I get about 600 emails a day. Par for the course for an independent publisher. They range from creatives begging for more time, ad sale opportunities, fans (and anti-fans), business propositions and contracts, and there’s this Nigerian prince… But I digress.
Occasionally I get an email from a kid letting me know how much they like a particular book. I really like these emails. But there was one email I received a few years ago from a third grader at Garden Road Elementary School in Poway, CA that really got me thinking. One of my regular writers was at the school for an Author’s Fair and this 3rd grader was really interested in what he had to say about creating believable characters living in an unbelievable world. Later he wrote an email thanking him for coming to the school and asked a lot of questions about how comic books are made.
That got me thinking. If one kid is interested in how comics are made…there are probably lots of them. What if I created a program that shared this prized knowledge?
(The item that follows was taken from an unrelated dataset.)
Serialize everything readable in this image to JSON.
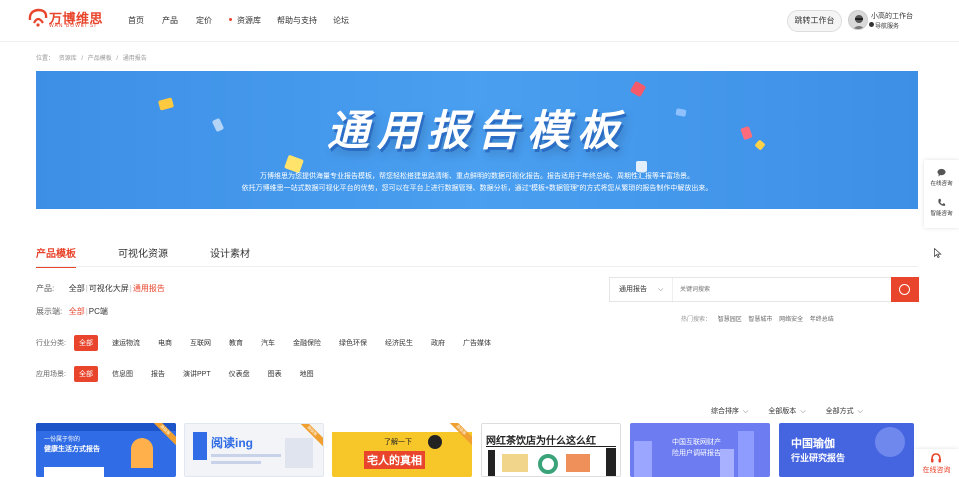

Write script. Draw picture. Color in the lines. Put on lettering. Print. Distribute. Read. Simple, right? I called a local school and pitched the program and they were receptive to the idea.
So there I was in front of a 6th grade class in Whatcomb County, in north western Washington state telling them how the sausage is made. It didn’t go as expected. They were very respectful and listened diligently to my 25 minute presentation with Power Point and 3 foot cardboard blow ups of some covers. They were more interested how I drew the comics (I don’t…my stick figures are even quite suspect). What I didn’t expect were how creative they were and how they were very eager to apply it. That gave me another idea (funny how these things work!). What if I created a bigger program that not only gave kids the basics on how comic books are created, but to work together and create their own books.
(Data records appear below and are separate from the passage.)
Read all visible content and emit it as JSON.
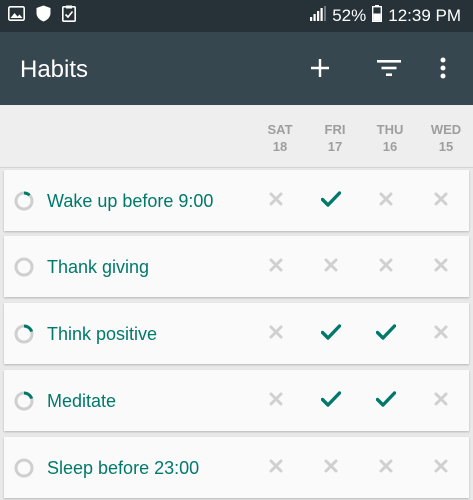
{
  "status_bar": {
    "battery_percent": "52%",
    "time": "12:39 PM",
    "left_icons": [
      "image-icon",
      "shield-icon",
      "checklist-icon"
    ],
    "right_icons": [
      "signal-icon",
      "battery-icon"
    ]
  },
  "app_bar": {
    "title": "Habits",
    "actions": [
      "add-icon",
      "filter-icon",
      "overflow-menu-icon"
    ]
  },
  "days": [
    {
      "weekday": "SAT",
      "date": "18"
    },
    {
      "weekday": "FRI",
      "date": "17"
    },
    {
      "weekday": "THU",
      "date": "16"
    },
    {
      "weekday": "WED",
      "date": "15"
    }
  ],
  "habits": [
    {
      "name": "Wake up before 9:00",
      "score": 0.12,
      "checks": [
        false,
        true,
        false,
        false
      ]
    },
    {
      "name": "Thank giving",
      "score": 0,
      "checks": [
        false,
        false,
        false,
        false
      ]
    },
    {
      "name": "Think positive",
      "score": 0.2,
      "checks": [
        false,
        true,
        true,
        false
      ]
    },
    {
      "name": "Meditate",
      "score": 0.2,
      "checks": [
        false,
        true,
        true,
        false
      ]
    },
    {
      "name": "Sleep before 23:00",
      "score": 0,
      "checks": [
        false,
        false,
        false,
        false
      ]
    }
  ],
  "colors": {
    "status_bar": "#263238",
    "app_bar": "#37474f",
    "accent": "#00796b",
    "inactive": "#d0d0d0"
  }
}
This time a local library was my venue and I worked with kids to learn about the elements of telling a story with pictures. As a group they created characters and a general story…and then got to work illustrating their ideas. In two or three hours, they had a nice little story and everyone got a chance to participate in making it. Some were writers…some were artists…some were colorists. Some were letterers. A couple of days later I returned to the library and delivered a printed version of their collaborative effort for the librarian to give to the kids.
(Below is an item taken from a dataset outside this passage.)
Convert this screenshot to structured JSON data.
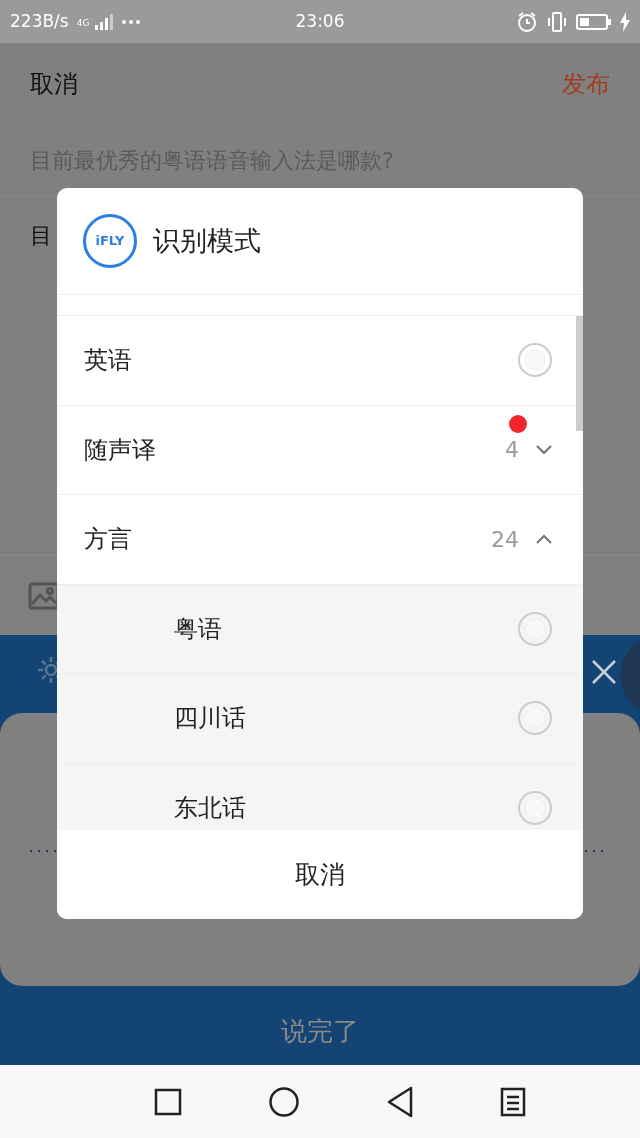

It was a wonderful experience. Not only did it broaden the next generation’s understanding and appreciation of comic books, but gives them a creative outlet to express themselves in a constructive and Who knows, in 5 to 10 years I may be hiring one of these kids…wouldn’t that be neat?
I am very serious when I say that comic books made me who I am today. When I was in the third grade, I was quickly falling behind. I was really struggling with reading. Honestly, I remembered what a chore it was and fought tooth and nail when it came to reading assignments. Then I found comic books: The Justice League, Spiderman, Batman. I couldn’t get enough of them, and I would spend every penny of my allowance to pick up new books. Bottom line, they got me reading. It increased my vocabulary, my comprehension and reading speed. So, maybe in some small way, the programs are paying it forward.
And I would be lying if I didn’t think it was self-serving as a great marketing program. Many libraries, as a result, order graphic novels from us and put us on an annual rotation of presentation programs. I also give away a lot of free (age appropriate) copies to the kids in hopes that they enjoy reading and maybe ask mom or dad to pick up future issues. For a small publisher, these programs are great grass roots promotion, but the only drawback is that it is cost prohibitive to do these programs more than 100 miles from home.
As a result, I do these programs a couple of times a year and really look forward to doing them. I do Educator Nights for teachers at local book stores too. It’s a great break away from answering emails from my printing vendor asking if they can substitute 20# gloss stock paper for 22# gloss ultra or what the meta-tags are needed for an ePub release.